The Jesus And Mary Chain
The Jesus And Mary Chain crashed onto the sedate London indie scene with surly attitudes and unruly feedback-laden guitars, dressed in black and ready to rock. They didn’t play concerts — they played riots. They couldn’t be bothered to entertain. All this, plus exciting records like debut album Psychocandy, garnered them all manner of “new Sex Pistols” notices in the press. The JAMC’s Jim Reid admitted the Pistols were a starting point for them, but also daunted them: “We heard the Sex Pistols and all that, and we wanted to be in a punk band, but were very confused. The punk ideal was that you shouldn’t be able to play your guitars very well.” He went on to explain that the Pistols’ fully formed chops were the source of confusion, in light of punk’s “anyone can do it” rhetoric. The Jesus And Mary Chain just got on with it.
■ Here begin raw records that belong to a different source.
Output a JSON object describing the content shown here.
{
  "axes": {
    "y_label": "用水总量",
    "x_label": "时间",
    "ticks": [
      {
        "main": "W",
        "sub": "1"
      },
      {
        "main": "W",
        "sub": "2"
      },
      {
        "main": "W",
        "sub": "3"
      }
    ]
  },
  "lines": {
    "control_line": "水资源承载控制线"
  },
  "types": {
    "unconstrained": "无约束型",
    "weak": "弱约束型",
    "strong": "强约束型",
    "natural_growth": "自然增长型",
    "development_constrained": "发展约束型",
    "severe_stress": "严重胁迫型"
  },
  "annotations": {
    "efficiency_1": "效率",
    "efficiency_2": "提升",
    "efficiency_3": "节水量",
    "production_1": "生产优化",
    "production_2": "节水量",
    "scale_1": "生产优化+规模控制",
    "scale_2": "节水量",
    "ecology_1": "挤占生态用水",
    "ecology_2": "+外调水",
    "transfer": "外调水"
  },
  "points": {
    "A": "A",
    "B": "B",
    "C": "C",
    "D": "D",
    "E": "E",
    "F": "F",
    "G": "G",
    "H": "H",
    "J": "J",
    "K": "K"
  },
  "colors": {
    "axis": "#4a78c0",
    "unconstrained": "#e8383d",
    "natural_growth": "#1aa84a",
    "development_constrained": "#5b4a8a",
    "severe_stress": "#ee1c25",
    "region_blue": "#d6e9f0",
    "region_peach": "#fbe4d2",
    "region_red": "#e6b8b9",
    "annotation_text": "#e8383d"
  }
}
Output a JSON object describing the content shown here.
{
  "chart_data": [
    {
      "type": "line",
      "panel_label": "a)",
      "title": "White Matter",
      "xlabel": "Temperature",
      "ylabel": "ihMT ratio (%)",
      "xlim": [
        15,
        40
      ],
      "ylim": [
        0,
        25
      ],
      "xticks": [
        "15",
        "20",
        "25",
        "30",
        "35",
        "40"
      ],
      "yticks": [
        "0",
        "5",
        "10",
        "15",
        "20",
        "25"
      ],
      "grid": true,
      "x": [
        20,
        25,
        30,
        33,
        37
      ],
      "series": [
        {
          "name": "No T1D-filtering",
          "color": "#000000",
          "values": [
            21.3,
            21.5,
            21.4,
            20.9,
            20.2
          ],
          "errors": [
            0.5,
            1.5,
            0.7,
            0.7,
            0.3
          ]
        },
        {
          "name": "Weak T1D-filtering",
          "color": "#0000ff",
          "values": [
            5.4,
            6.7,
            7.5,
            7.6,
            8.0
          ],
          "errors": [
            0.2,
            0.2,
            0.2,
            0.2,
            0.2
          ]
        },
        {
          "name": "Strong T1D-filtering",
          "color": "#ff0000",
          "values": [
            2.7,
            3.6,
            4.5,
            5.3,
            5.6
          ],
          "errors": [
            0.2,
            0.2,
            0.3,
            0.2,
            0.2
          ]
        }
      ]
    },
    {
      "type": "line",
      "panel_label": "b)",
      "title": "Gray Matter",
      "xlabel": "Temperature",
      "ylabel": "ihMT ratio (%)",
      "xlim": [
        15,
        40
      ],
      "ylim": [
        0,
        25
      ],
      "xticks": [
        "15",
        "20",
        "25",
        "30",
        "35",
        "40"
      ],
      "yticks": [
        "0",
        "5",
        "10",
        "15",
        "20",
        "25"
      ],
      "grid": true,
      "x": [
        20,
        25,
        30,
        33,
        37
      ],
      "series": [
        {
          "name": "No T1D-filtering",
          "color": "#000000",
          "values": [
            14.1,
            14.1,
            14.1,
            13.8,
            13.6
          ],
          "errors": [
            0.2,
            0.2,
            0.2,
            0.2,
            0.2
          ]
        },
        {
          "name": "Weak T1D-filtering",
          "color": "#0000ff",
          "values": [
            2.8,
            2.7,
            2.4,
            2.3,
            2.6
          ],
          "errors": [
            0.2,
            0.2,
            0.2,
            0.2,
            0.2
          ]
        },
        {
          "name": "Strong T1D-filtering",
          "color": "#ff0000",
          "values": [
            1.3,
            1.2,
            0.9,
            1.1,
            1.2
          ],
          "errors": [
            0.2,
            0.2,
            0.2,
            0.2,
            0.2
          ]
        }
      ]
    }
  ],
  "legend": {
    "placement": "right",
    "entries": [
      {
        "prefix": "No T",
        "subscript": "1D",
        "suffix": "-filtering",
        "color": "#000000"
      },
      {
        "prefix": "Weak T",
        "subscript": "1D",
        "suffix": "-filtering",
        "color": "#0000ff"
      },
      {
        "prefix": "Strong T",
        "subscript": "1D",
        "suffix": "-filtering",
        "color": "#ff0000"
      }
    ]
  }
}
It’s hard not to listen to Bikini Kill’s rowdy riot grrrl anthems and not hear the Pistols at their heart. That disorderly spirit? The collision course guitar work? Kathleen Hanna’s ferocious commitment to tearing down the old order? Is this not the Sex Pistols in spirit, if not deed? Bikini Kill took the best parts of the Pistols’ ethic, changing the swaggering machismo Jones brought to the band into fierce feminism. It’s most evident on their absolute classic “Rebel Girl,” especially the version produced by Jett, featuring her extra guitar power.
“Who defined the 1970s,” Oasis’ Noel Gallagher once asked Time Out magazine. “You could say David Bowie, but if you say that, you’re gonna go, ‘Whoa, what about the Sex Pistols?’” What about them, Noel? He’s never made any bones about the Pistols’ impact on the Britpop megastars. One only has to listen to early Oasis tracks, especially “Rock ‘n’ Roll Star.” Debut album Definitely Maybe is all beefy Les Pauls, short tempers and cocksureness. If that’s not an embodiment of the Sex Pistols, what is?